The most common symptoms of peritoneal tuberculosis were abdominal distension, weight loss, fever, abdominal pain and abdominal mass, obstruction caused by tuberculous abdominal cocoon is extremely rare. Encasement of varying lengths of small bowel in a fibrocollagenic cocoon-like sac is a pathognomonic feature of abdominal cocoon [10]. Though characteristic CT findings, such as central accumulation of the small intestine encased by a dense membrane with a contrast-free periphery (cauliflower sign), ascites, thickening of the small bowel wall, mural or peritoneal calcifications, localized fluid collection and lymphadenopathy contribute to the diagnosis of tuberculous abdominal cocoon, definitive diagnosis is often made by a combination of the medical history, a high clinical index of suspicion, various biochemical parameters, and examination of peritoneal biopsy specimens [2, 3, 11, 12].

Undiagnosed and untreated tuberculous peritonitis can result in a mortality rate of 50–60% [7], but the disease is usually curable when properly treated.
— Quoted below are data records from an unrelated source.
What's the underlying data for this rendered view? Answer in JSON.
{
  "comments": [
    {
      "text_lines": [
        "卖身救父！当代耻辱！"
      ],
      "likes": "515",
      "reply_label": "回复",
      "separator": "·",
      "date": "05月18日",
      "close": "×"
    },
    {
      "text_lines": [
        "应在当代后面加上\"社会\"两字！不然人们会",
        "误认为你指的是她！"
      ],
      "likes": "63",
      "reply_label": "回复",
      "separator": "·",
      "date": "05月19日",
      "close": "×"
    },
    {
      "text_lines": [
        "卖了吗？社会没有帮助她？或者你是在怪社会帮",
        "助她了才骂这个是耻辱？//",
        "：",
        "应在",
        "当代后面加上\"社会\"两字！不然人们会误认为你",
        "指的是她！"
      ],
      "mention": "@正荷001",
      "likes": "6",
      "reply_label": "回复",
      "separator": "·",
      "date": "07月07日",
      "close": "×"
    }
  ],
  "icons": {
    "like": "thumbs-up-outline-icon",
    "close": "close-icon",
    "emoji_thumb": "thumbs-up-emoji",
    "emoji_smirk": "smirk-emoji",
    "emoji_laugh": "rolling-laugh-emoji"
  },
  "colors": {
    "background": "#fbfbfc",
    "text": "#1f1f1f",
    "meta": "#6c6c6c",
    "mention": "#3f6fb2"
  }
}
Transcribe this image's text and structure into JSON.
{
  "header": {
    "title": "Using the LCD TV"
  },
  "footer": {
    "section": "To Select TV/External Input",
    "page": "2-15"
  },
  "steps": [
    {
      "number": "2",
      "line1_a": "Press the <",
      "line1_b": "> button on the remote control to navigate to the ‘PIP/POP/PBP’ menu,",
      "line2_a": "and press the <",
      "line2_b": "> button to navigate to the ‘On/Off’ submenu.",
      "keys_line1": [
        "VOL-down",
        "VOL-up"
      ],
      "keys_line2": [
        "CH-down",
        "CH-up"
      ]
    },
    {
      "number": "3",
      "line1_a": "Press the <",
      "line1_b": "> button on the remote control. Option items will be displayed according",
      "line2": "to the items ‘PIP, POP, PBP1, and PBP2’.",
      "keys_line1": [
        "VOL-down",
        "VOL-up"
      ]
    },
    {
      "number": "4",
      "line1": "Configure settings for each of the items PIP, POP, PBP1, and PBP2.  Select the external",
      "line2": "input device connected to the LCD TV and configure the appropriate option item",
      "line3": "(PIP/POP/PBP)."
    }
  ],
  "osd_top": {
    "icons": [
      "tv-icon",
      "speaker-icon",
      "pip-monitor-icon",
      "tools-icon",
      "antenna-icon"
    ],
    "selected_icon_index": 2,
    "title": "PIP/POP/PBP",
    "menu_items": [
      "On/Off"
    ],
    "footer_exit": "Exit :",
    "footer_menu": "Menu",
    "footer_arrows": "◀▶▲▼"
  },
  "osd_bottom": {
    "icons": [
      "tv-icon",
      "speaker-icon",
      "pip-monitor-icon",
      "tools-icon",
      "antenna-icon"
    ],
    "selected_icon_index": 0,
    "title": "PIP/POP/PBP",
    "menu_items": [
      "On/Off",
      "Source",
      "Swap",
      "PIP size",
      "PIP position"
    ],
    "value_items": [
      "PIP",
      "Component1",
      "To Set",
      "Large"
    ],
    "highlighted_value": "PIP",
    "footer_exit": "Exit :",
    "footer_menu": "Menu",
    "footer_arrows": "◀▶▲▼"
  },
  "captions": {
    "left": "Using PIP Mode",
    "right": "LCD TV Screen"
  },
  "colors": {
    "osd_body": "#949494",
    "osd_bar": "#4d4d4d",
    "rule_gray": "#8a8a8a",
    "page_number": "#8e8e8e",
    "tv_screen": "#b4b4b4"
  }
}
Antituberculosis therapy (ATT) without surgery can lead to the recovery of most tuberculous abdominal cocoon patients [13, 14], and surgery is usually unnecessary if definitive diagnosis can be made preoperatively. In an earlier report on tuberculous intestinal obstruction related to strictures, clinical improvement occurred in 91% patients with ATT while complete radiological resolution was noted in 70% patients, suggesting the role of ATT in management of tubercular strictures [15]. Though ATT is empirically administered to some patients with intestinal obstruction in tuberculosis epidemic areas, the medical history of the patient, ADA level in ascitic fluid, culture of sputum and ascitic fluid, and ESR should be evaluated to avoid erroneous administration.

Despite ATT, conservative treatment such as bowel rest, nasogastric decompression, and nutritional support also contribute to ameliorating abdominal symptoms [16]. Tamoxifen, steroids, colchicine, azathioprine or mycophenolate mofetil are sometimes administrated, to suppress the inflammatory process, inhibit fibroblastic production, collagen synthesis and maturation, and eliminate the thickened membrane [16]. For those presents a diagnostic dilemma and laparoscopy is performed, only biopsies should be taken, dissecting the membranes, separation of adhesions, and bowel resection is usually unnecessary for tuberculous abdominal cocoon, unless there are urgent complications requiring such intervention. Severe adhesions between the bowel wall and membrane make the separation very hazardous, with the potential risk of perforation, development of new adhesions and postoperative intestinal obstruction.

Conclusion

In summary, though various biochemical parameters and characteristic radiological findings of CT scan play a major role in establishing the diagnosis of tuberculous abdominal cocoon, preoperative diagnosis is a true challenge. The first and most important step towards diagnosis of tuberculous abdominal cocoon is awareness and clinical suspicion proportional to experience and knowledge of the disease. Early diagnostic peritoneal biopsy for patients with unexplained ascites should be recommended, especially in localities where tuberculosis is prevalent.